Continuing students should consult the SAL for current offering details: ASC114. Where differences exist between the Handbook and the SAL, the SAL should be taken as containing the correct subject offering details.

Subject Information

Grading System

HD/FL

Duration

One session

School

School of Animal and Veterinary Sciences

Enrolment Restrictions

Students enrolled in the Bachelor of Veterinary Technology and the Bachelor of Equine Science (with specialisation). Other students with permission of their Course Director and the Subject Coordinator.

Learning Outcomes

Upon successful completion of this subject, students should:
  • be able to explain the research cycle and plan research studies;
  • be able to design research studies in order to generate usable data;
  • be able to identify appropriate data collection, collation (management) and analysis methods and apply these in order to test hypotheses and reach statistically valid conclusions about research questions;
  • be able to use statistical software to conduct simple descriptive and analytical statistics of industry related data;
  • be able to define and use basic epidemiological concepts to assess contemporary problems within the animal industries;
  • be able to demonstrate appropriate interpretation and inference skills based on the hierarchy of evidence for epidemiological investigations; and
  • be able to reach informed statistical based conclusions and communicate these appropriately to a range of audiences.

Syllabus

This subject will cover the following topics:
  • Research Planning - research cycle, principles of experimental design, randomisation, replication, error, sample sizes, subject selection and sampling strategies.

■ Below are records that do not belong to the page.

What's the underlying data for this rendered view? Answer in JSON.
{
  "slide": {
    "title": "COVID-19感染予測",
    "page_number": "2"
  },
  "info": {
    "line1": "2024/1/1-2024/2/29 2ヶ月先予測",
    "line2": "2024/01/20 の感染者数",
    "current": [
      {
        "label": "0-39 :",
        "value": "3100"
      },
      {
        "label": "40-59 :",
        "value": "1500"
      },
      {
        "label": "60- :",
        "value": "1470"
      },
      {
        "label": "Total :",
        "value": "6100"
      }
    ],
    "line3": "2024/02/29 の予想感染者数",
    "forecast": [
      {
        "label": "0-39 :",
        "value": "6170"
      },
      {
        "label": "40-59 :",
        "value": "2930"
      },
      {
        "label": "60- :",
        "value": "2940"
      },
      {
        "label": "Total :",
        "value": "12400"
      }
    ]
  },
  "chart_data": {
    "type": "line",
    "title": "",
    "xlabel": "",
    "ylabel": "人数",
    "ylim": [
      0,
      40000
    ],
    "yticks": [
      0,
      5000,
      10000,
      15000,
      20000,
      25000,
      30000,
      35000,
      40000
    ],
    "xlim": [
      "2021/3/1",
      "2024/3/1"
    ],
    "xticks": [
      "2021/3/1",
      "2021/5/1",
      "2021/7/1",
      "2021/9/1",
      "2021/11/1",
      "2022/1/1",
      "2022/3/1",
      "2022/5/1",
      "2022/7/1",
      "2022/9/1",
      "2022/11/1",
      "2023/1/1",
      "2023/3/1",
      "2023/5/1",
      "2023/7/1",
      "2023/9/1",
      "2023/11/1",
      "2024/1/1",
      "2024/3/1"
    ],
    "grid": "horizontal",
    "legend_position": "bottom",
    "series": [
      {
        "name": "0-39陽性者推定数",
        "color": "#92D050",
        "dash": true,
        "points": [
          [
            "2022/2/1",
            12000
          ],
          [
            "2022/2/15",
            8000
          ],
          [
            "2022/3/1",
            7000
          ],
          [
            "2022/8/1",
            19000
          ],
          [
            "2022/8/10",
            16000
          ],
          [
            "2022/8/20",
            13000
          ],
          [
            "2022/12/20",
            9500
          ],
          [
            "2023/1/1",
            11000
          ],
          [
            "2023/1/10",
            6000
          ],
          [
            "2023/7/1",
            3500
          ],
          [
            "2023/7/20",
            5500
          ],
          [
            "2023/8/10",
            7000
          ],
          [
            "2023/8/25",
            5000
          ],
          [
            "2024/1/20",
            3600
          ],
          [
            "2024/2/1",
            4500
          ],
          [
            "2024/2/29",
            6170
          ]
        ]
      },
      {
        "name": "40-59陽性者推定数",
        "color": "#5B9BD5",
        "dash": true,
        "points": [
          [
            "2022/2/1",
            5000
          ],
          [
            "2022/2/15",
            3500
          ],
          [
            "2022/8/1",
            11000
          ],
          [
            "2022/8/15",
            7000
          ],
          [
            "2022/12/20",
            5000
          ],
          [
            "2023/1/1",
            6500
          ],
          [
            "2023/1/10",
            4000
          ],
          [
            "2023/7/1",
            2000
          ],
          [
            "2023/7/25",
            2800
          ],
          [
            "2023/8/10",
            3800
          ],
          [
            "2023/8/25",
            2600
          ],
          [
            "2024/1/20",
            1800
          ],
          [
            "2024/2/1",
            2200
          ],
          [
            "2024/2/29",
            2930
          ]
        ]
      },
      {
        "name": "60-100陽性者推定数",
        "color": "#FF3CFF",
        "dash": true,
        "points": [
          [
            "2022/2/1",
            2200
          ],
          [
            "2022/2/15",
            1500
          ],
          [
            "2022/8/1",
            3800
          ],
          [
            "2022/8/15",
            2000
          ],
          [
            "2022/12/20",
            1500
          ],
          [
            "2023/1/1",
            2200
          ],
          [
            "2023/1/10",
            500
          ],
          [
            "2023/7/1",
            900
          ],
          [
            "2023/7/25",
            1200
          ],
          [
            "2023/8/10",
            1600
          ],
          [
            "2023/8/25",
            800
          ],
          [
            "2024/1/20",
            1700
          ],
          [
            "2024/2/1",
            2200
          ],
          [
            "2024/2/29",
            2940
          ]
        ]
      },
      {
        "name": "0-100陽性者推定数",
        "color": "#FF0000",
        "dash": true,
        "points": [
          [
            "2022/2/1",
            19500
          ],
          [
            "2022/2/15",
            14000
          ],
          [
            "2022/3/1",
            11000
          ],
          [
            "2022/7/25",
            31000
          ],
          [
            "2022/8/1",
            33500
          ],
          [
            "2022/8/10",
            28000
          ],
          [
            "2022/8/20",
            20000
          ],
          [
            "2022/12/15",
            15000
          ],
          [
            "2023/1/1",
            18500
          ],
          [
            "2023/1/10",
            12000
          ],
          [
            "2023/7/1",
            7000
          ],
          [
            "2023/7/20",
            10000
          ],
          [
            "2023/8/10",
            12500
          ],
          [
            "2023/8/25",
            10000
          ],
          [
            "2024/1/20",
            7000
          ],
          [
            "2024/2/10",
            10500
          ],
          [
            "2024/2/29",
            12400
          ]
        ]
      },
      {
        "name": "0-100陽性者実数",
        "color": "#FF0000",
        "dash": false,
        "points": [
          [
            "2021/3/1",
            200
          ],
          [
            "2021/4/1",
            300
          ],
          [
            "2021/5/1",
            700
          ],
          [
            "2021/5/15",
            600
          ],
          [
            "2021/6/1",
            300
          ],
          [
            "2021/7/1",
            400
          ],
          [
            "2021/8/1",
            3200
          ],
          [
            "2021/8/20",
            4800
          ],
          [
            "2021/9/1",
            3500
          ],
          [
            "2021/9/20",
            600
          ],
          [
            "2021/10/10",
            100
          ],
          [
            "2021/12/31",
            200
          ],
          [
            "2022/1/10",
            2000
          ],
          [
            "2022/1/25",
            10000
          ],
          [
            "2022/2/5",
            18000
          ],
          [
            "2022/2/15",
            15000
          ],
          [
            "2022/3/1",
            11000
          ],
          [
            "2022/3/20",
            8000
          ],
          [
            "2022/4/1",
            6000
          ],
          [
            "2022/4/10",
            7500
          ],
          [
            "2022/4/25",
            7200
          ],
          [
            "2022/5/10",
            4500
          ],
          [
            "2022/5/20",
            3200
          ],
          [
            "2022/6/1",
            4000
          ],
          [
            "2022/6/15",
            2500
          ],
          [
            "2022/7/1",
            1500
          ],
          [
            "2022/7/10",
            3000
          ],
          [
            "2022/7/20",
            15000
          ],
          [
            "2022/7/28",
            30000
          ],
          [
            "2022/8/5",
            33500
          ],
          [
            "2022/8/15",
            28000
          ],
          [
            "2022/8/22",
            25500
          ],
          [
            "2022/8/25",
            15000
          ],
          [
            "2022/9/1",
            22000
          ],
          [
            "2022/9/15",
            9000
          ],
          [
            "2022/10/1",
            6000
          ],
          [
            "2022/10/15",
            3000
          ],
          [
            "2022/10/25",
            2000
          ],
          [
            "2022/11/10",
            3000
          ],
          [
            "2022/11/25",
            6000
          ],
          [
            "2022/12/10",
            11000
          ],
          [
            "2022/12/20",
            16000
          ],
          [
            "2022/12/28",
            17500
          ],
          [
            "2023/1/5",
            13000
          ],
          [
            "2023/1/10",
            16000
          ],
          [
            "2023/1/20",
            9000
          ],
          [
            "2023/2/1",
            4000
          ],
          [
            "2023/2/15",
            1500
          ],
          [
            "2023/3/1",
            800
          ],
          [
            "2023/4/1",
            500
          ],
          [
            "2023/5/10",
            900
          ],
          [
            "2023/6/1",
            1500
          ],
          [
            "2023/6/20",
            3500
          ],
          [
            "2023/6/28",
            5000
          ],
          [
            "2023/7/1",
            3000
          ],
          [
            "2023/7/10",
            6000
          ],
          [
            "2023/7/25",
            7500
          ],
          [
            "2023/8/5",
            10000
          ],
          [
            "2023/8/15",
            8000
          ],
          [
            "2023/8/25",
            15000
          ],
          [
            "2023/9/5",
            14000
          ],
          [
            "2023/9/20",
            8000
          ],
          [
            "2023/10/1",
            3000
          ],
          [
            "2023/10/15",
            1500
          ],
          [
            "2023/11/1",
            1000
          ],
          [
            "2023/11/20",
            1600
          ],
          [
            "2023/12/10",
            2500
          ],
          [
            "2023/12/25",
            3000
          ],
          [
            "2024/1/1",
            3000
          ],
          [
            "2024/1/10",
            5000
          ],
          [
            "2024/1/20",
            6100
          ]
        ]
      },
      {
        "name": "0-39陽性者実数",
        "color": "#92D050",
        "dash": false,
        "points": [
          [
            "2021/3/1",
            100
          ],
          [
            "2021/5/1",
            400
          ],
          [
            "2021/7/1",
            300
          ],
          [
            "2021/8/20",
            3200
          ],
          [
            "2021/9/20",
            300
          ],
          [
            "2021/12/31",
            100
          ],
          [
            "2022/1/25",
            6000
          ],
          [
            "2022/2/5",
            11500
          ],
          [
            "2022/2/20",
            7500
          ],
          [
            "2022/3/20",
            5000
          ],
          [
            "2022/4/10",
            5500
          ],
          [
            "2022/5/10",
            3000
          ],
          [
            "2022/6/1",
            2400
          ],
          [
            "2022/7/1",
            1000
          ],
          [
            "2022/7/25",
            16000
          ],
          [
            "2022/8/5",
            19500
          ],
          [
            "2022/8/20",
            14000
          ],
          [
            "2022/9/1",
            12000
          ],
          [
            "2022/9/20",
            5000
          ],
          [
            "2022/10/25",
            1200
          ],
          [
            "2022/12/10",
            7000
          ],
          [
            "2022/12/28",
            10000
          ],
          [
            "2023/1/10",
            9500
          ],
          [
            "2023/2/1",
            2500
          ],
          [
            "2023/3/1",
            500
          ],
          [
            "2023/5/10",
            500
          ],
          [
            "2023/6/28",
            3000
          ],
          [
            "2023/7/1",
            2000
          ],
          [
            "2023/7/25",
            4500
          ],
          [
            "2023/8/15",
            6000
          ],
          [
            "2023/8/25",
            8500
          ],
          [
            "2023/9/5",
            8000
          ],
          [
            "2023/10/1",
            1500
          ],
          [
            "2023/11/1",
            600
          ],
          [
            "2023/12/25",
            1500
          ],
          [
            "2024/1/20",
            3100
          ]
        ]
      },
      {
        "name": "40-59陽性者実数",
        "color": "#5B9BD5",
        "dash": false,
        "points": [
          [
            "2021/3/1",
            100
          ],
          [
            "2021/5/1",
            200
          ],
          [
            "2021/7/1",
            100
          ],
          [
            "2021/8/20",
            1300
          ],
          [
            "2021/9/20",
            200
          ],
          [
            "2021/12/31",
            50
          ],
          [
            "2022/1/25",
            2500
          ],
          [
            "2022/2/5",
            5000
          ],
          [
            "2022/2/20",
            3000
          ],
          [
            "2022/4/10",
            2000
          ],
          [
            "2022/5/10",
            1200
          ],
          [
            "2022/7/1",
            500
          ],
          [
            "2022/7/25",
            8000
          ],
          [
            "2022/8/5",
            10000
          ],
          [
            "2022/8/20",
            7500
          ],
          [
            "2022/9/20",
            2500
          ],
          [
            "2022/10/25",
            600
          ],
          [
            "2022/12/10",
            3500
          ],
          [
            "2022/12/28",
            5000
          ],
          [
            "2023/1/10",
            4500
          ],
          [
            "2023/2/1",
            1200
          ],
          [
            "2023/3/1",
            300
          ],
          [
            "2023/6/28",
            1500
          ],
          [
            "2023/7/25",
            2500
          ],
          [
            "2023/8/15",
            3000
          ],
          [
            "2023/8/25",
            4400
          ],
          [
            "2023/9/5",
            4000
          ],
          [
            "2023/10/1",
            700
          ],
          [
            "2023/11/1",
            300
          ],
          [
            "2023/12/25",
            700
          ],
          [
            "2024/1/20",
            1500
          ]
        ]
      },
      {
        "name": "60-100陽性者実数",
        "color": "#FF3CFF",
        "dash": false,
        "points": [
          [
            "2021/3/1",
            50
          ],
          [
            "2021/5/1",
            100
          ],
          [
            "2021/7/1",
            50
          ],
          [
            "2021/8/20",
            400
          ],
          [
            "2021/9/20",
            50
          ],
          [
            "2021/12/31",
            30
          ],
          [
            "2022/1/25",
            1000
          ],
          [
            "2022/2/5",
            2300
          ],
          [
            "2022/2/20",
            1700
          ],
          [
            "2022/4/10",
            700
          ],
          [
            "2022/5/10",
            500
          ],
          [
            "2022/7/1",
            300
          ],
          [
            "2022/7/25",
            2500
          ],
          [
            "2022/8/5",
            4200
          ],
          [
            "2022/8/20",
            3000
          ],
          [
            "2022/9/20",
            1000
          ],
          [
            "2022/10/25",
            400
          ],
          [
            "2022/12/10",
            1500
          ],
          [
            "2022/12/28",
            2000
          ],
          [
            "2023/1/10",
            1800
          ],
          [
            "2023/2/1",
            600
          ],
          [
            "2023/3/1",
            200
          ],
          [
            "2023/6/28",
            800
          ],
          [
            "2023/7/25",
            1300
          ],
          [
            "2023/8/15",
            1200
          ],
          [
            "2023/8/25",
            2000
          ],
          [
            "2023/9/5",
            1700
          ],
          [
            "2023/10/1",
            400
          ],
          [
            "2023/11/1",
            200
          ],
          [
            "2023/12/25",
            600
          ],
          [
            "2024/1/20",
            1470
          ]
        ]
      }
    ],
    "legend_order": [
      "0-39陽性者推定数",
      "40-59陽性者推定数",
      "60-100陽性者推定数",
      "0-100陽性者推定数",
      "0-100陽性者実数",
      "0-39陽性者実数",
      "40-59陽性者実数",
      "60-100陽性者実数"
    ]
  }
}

Other external considerations e.g. ethics, economics, seasonality.
  • Research Planning - research questions, aims, objectives and hypotheses.
  • Data Organisation - data collection, collation and management.
  • Dealing with Data - data distributions, testing for normality, parametric versus non-parametric testing, transforming data.
  • The Statistical Method - hypothesis, probability, significance and the magic number (P<0.05).
  • Descriptive Statistics - measures of central tendency (averages, mean, median, mode) and variation (variance, standard deviation, standard error of the mean, range and interquartile range), percentages and proportions.
  • Analytical Statistics - differences (t tests and simple analysis of variance), relationships (correlation and simple linear regression) and associations (Chi-squared).
  • Epidemiological methods - observational versus intervention, population versus individual, descriptive versus analytical, prevalence studies versus case control studies versus cohort (follow-up studies). Risk factors and the importance of frequency, dynamics and associations; interpretation and inference skills based on the hierarchy of evidence.
  • Communication skills - basic principles of communication, pitching content at the right level.

The information contained in the CSU Handbook was accurate at the date of publication: July 2020. The University reserves the right to vary the information at any time without notice.